What positive and negative results are likely effects of taking a systems approach?
Can these be safely predicted?
- The culture of the organization is built around the people within the organization.
- Organization goals are supported by the skills, goals, and development of their employees.
- Managers critically and carefully analyze their decisions before taking action.
- Manager actions are focused on the cause of a problem, not the symptoms.
- All people in the organization have an analytical view of the organization.
- Requires a comprehensive view of the complexity of the organization’s system.
- Identifies the causal relationships of the separate parts of the system.
- The subsystems of the larger system are identified, even if they are unofficial and not part of the org chart.
- The process of the complete system may be defined and improved.
- Acceptance of the possibility of negative outcomes and unintended consequences.
- Short- and long-term consequences are transparent and tracked in relation to each other.
- Support for multiple means to achieve goals.
- Supports a whole-person view of employees.
- Accepts and supports individual differences.
- Requires uncovering, understanding, and accepting different perceptions.
- Motivates behavior of the employees through engagement, empowerment, and transparency.
- Provides employees with opportunities within the organization, supporting the desire for involvement.
- Values people beyond mere tools to achieve the organization’s goals.
- The multiple variables of the system–those identified–may be in conflict.
- Managers may disagree on the variables of the system because of its complexity.
- Managers and employees may disagree on the causal relationships of “separate” parts of the system.
- The subsystems of the larger system may be misidentified and misinterpreted.
- Members of a subsystem or unofficial group may misrepresent that subsystem or group.
- The larger system may be divided into too many subsystems, with too many overlaps, to the extreme that there is little by which to identify the larger system.
- Because processes are dynamic, their changes may not be known or understood by separate parts of the organization.
- The nature of input-process-output may be assumed, incorrectly, to be self-sustaining.
- There may be great disagreement on the causes of negative results–many individuals involved, some may become very defensive.
- There may be great disagreement about the actions to take to avoid further negative results because many managers and employees are involved in the approach.
- Short- or long-term consequences may be viewed out of balance–too much attention on one or the other.

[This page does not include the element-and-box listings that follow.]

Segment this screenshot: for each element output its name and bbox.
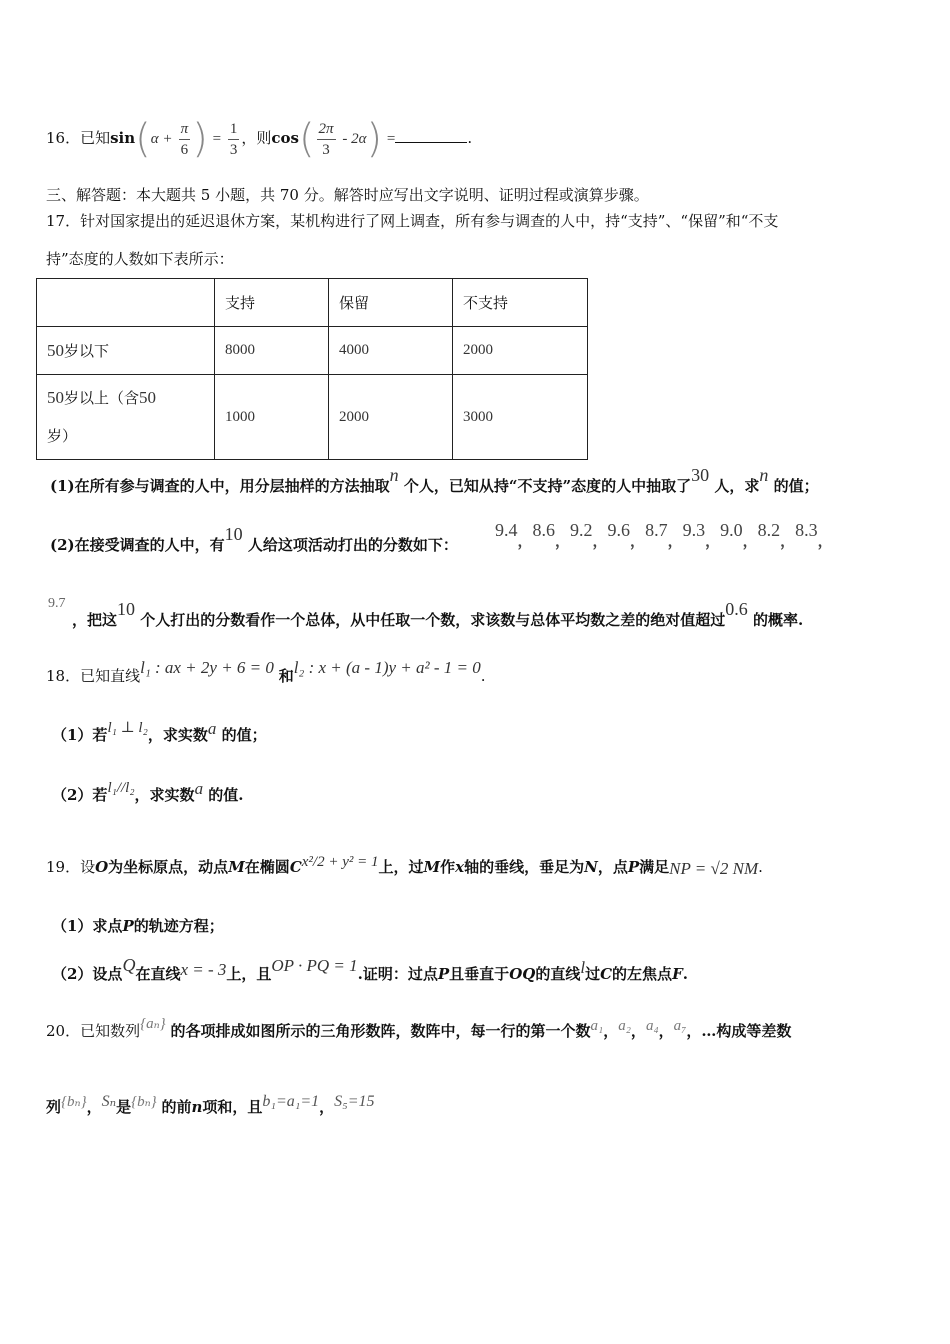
q20-Sn: Sₙ [101,1093,117,1110]
q17-part2-a: (2)在接受调查的人中，有 [50,536,225,554]
q19-h: 满足 [639,858,670,876]
q20-an: {aₙ} [140,1016,166,1032]
q17-part1-30: 30 [691,465,710,485]
q17-part1-c: 人，求 [714,477,760,495]
q18-part1 [52,719,267,747]
q16-three: 3 [229,141,238,158]
q18-p2-a: （2）若 [52,786,108,804]
score-item: 8.6 [532,520,556,540]
q17-part1-n: n [389,465,399,485]
q16-answer-blank[interactable] [395,128,467,143]
q20-bn2: {bₙ} [131,1094,157,1110]
q20-g: 项和，且 [202,1098,263,1116]
q20-line1: 20．已知数列{aₙ} 的各项排成如图所示的三角形数阵，数阵中，每一行的第一个数a₁，a₂，a₄，a₇，…构成等差数 [46,1016,792,1040]
q19-rel: NP = √2 NM [669,859,759,878]
q17-part1-n2: n [759,465,769,485]
score-item: 9.0 [720,520,743,540]
q16-alpha: α [150,131,159,147]
row2-age-text2: 岁） [47,427,78,445]
q19-M: M [228,858,245,876]
q20-b: 的各项排成如图所示的三角形数阵，数阵中，每一行的第一个数 [170,1022,591,1040]
q19-p1: （1）求点 [52,917,123,935]
score-item: 9.6 [607,520,631,540]
q19-p2-e: 且垂直于 [449,965,510,983]
q16-eq: = [212,131,222,147]
q17-line2: 持”态度的人数如下表所示： [46,250,234,268]
q16-period: . [467,129,473,147]
q17-part1-b: 个人，已知从持“不支持”态度的人中抽取了 [403,477,692,495]
q19-e: 作 [440,858,456,876]
table-row [37,375,588,460]
q16-pi: π [179,119,191,140]
q20-a4: a₄ [645,1018,659,1034]
q19-p2-F: F [672,965,683,983]
q16-frac-pi-6 [179,119,191,160]
score-last: 9.7 [48,596,66,611]
q16-number: 16．已知 [46,129,111,147]
table-cell: 8000 [215,327,329,375]
q18-dot: . [480,667,486,685]
q17-part2-10b: 10 [117,599,136,619]
q19-p2-Q: Q [122,955,136,975]
q19-g: ，点 [597,858,628,876]
q16-three-b: 3 [322,141,330,158]
q17-part1-a: (1)在所有参与调查的人中，用分层抽样的方法抽取 [50,477,390,495]
q18-p1-a: （1）若 [52,726,108,744]
q16-then: ，则 [241,129,272,147]
q18-part2 [52,779,244,807]
q18-line [46,658,486,687]
q20-f: 的前 [161,1098,192,1116]
q19-C: C [289,858,302,876]
q19-p2-P: P [437,965,450,983]
q17-part1-d: 的值； [773,477,819,495]
q16-paren-right2: ) [366,116,383,162]
q19-p2-f: 的直线 [535,965,581,983]
q18-p2-b: ，求实数 [134,786,195,804]
q19-end: . [758,858,763,876]
q19-P: P [627,858,640,876]
q19-p2-l: l [580,958,586,977]
q20-cond1: b₁=a₁=1 [262,1093,320,1110]
q20-sep: ， [86,1098,102,1116]
table-cell: 2000 [453,327,588,375]
q17-part2-10: 10 [224,524,243,544]
q19-p2-OQ: OQ [509,965,536,983]
table-header-reserve: 保留 [329,279,453,327]
q20-d: 列 [46,1098,62,1116]
q19-x: x [455,858,465,876]
q16-plus: + [163,131,172,147]
q20-n: n [191,1098,203,1116]
q19-p1-P: P [122,917,134,935]
q20-bn: {bₙ} [61,1094,87,1110]
q19-p2-line: x = - 3 [180,960,227,979]
q16-frac-1-3 [228,119,240,160]
q16-two-pi: 2π [317,119,336,140]
q19-p2-d: .证明：过点 [357,965,438,983]
q19-part1 [52,915,224,937]
q19-p2-h: 的左焦点 [612,965,673,983]
q20-a7: a₇ [673,1018,687,1034]
q16-paren-right: ) [192,116,208,162]
q19-a: 19．设 [46,858,96,876]
table-row1-label [37,327,215,375]
q16-frac-2pi-3 [317,119,336,160]
row1-age-num: 50 [47,341,64,360]
q16-line [46,116,472,161]
q16-six: 6 [180,141,189,158]
q19-ellipse: x²/2 + y² = 1 [301,854,379,870]
q16-paren-left: ( [135,116,151,162]
row1-age-text: 岁以下 [64,342,110,360]
row2-age-num2: 50 [139,388,157,407]
q19-d: 上，过 [378,858,424,876]
score-item: 9.3 [682,520,706,540]
q17-part2-d: 个人打出的分数看作一个总体，从中任取一个数，求该数与总体平均数之差的绝对值超过 [140,611,726,629]
q19-p2-C: C [600,965,613,983]
q18-and: 和 [278,667,294,685]
q19-p2-c: 上，且 [226,965,272,983]
score-list: $9.4_,8.6_,9.2_,9.6_,8.7_,9.3_,9.0_,8.2_,8.3_,$ [495,520,833,550]
q20-c: ，…构成等差数 [686,1022,792,1040]
q19-p2-b: 在直线 [135,965,181,983]
q19-c: 在椭圆 [244,858,290,876]
q19-p2-dot: OP · PQ = 1 [271,956,358,975]
q18-p1-c: 的值； [221,726,267,744]
q19-b: 为坐标原点，动点 [108,858,229,876]
q18-l1: l₁ : ax + 2y + 6 = 0 [140,658,274,677]
q19-M2: M [423,858,441,876]
q16-paren-left2: ( [298,116,315,162]
q20-a: 20．已知数列 [46,1022,141,1040]
q18-p2-c: 的值. [208,786,244,804]
q19-p2-a: （2）设点 [52,965,123,983]
q17-part2-c: ，把这 [72,611,118,629]
q17-part2-e: 的概率. [753,611,804,629]
score-item: 8.2 [757,520,781,540]
q19-N: N [584,858,598,876]
q19-part2 [52,955,688,985]
q20-a1: a₁ [590,1018,604,1034]
q20-line2: 列{bₙ}，Sₙ是{bₙ} 的前n项和，且b₁=a₁=1，S₅=15 [46,1093,375,1116]
q19-line [46,856,763,879]
q18-l2: l₂ : x + (a - 1)y + a² - 1 = 0 [293,658,481,677]
section-3-heading: 三、解答题：本大题共 5 小题，共 70 分。解答时应写出文字说明、证明过程或演算步骤。 [46,186,649,204]
q16-eq2: = [386,131,396,147]
q16-one: 1 [228,119,240,140]
q18-intro: 18．已知直线 [46,667,141,685]
table-header-row [37,279,588,327]
table-header-oppose: 不支持 [453,279,588,327]
table-cell: 4000 [329,327,453,375]
score-item: 9.4 [495,520,518,540]
q20-e: 是 [116,1098,132,1116]
q16-minus-two-alpha: - 2α [342,131,367,147]
q17-table [36,278,588,460]
score-item: 9.2 [570,520,593,540]
table-cell: 2000 [329,375,453,460]
score-item: 8.7 [645,520,668,540]
q17-part2-b: 人给这项活动打出的分数如下： [247,536,458,554]
table-header-support: 支持 [215,279,329,327]
table-row [37,327,588,375]
table-row2-label [37,375,215,460]
q17-part2-line2 [72,599,804,631]
q18-p1-rel: l₁ ⊥ l₂ [107,720,148,736]
q19-O: O [95,858,109,876]
q20-a2: a₂ [618,1018,631,1034]
q20-cond2: S₅=15 [334,1093,375,1110]
q18-p2-rel: l₁//l₂ [107,780,135,796]
table-cell: 3000 [453,375,588,460]
q17-part2-06: 0.6 [725,599,748,619]
q19-p1-b: 的轨迹方程； [133,917,224,935]
q16-cos: cos [271,129,299,147]
q19-p2-g: 过 [585,965,601,983]
score-item: 8.3 [795,520,818,540]
q18-p2-var: a [194,779,204,798]
table-header-empty [37,279,215,327]
q18-p1-b: ，求实数 [147,726,208,744]
q19-p2-end: . [682,965,688,983]
q18-p1-var: a [207,719,217,738]
row2-age-num: 50 [47,388,64,407]
q17-part1 [50,465,819,497]
q17-line1: 17．针对国家提出的延迟退休方案，某机构进行了网上调查，所有参与调查的人中，持“支持”、“保留”和“不支 [46,212,779,230]
q17-part2-line1 [50,524,458,556]
table-cell: 1000 [215,375,329,460]
row2-age-text: 岁以上（含 [64,389,140,407]
q16-sin: sin [110,129,136,147]
q19-f: 轴的垂线，垂足为 [464,858,585,876]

- Equifinality may cause divisions between the different parts and echelons of the organization.
- Disagreement and conflict may result from many people working independently to identify causes.
- Cost-benefit analyses may be in direct conflict.

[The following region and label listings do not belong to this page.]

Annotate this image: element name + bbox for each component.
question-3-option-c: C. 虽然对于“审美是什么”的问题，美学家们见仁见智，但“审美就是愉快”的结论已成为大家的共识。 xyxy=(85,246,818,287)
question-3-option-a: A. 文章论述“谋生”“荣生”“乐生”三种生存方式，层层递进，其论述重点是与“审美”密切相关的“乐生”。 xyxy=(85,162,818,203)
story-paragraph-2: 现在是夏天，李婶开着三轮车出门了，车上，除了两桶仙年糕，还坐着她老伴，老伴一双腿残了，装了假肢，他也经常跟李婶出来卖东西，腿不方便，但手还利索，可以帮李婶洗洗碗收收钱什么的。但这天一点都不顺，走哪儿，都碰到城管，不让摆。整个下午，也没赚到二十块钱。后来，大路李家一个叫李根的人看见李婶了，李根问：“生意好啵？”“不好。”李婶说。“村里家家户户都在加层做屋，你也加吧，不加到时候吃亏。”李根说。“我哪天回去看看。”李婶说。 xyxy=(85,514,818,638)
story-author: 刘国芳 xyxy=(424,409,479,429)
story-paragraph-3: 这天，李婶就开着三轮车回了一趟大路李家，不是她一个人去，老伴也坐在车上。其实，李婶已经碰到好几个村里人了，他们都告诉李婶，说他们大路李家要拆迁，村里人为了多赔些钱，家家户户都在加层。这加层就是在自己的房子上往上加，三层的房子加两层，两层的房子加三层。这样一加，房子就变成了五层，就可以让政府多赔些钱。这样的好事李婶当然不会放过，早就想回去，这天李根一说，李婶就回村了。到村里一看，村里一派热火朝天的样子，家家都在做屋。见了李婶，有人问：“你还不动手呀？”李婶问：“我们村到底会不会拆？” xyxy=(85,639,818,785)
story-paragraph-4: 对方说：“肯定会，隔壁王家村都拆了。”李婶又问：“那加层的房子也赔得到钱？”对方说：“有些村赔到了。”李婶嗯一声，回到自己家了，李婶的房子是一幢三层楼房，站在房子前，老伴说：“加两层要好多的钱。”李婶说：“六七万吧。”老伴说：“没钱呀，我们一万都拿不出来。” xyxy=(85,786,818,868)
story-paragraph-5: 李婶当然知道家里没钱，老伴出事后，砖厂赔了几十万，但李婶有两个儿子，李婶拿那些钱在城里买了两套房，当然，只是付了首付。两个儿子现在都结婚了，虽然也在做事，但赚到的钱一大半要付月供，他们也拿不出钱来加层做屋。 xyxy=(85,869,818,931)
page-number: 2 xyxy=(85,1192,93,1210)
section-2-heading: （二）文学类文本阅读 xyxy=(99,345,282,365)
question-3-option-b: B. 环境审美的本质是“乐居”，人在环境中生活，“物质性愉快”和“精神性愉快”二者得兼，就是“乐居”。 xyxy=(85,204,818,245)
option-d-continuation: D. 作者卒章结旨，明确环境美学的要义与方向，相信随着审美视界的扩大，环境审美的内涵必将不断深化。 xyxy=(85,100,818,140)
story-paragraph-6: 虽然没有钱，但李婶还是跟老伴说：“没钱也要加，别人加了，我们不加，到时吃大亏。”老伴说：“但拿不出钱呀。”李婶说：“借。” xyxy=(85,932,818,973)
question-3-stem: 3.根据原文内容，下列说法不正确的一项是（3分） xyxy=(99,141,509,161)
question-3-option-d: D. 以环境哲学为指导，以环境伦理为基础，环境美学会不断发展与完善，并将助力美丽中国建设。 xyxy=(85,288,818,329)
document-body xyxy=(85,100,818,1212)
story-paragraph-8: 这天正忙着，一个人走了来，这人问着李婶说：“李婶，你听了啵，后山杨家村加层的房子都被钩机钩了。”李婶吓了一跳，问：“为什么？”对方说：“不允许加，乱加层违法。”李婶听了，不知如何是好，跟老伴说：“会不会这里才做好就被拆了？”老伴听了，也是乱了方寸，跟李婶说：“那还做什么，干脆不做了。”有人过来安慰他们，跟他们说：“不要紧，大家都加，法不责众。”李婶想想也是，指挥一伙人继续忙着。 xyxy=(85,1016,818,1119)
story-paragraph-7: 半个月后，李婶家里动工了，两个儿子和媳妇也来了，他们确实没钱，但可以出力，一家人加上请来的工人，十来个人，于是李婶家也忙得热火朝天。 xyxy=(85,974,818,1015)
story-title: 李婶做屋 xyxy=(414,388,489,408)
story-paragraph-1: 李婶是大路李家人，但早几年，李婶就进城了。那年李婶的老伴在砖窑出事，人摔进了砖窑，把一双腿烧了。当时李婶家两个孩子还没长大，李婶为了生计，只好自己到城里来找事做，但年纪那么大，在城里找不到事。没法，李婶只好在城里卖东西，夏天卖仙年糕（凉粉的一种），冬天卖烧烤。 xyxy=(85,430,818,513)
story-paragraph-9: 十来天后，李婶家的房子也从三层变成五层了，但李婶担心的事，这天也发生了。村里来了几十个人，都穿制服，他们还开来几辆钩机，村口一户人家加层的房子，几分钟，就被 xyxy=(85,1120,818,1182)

- Managers might abuse the approach, even unethically, by making decisions and taking actions, then reverse-engineering an analysis such that it only supports them.
- Explaining the approach, holistic view, and processes to stakeholders and shareholders could be extremely difficult given their separation from the machinery of the system.
- May cause and support behavioral bias.
These positive and negative results can be safely predicted if
- The entire organization understands the approach and the reasoning behind its application.
- The entire organization is aware of the potential positive and negative results.
- All members of the organization are actively involved in the approach.
- All members of the organization are honest, transparent, and take responsibility.
- The organizational structure is generally flat, and all parts may freely communicate with each other.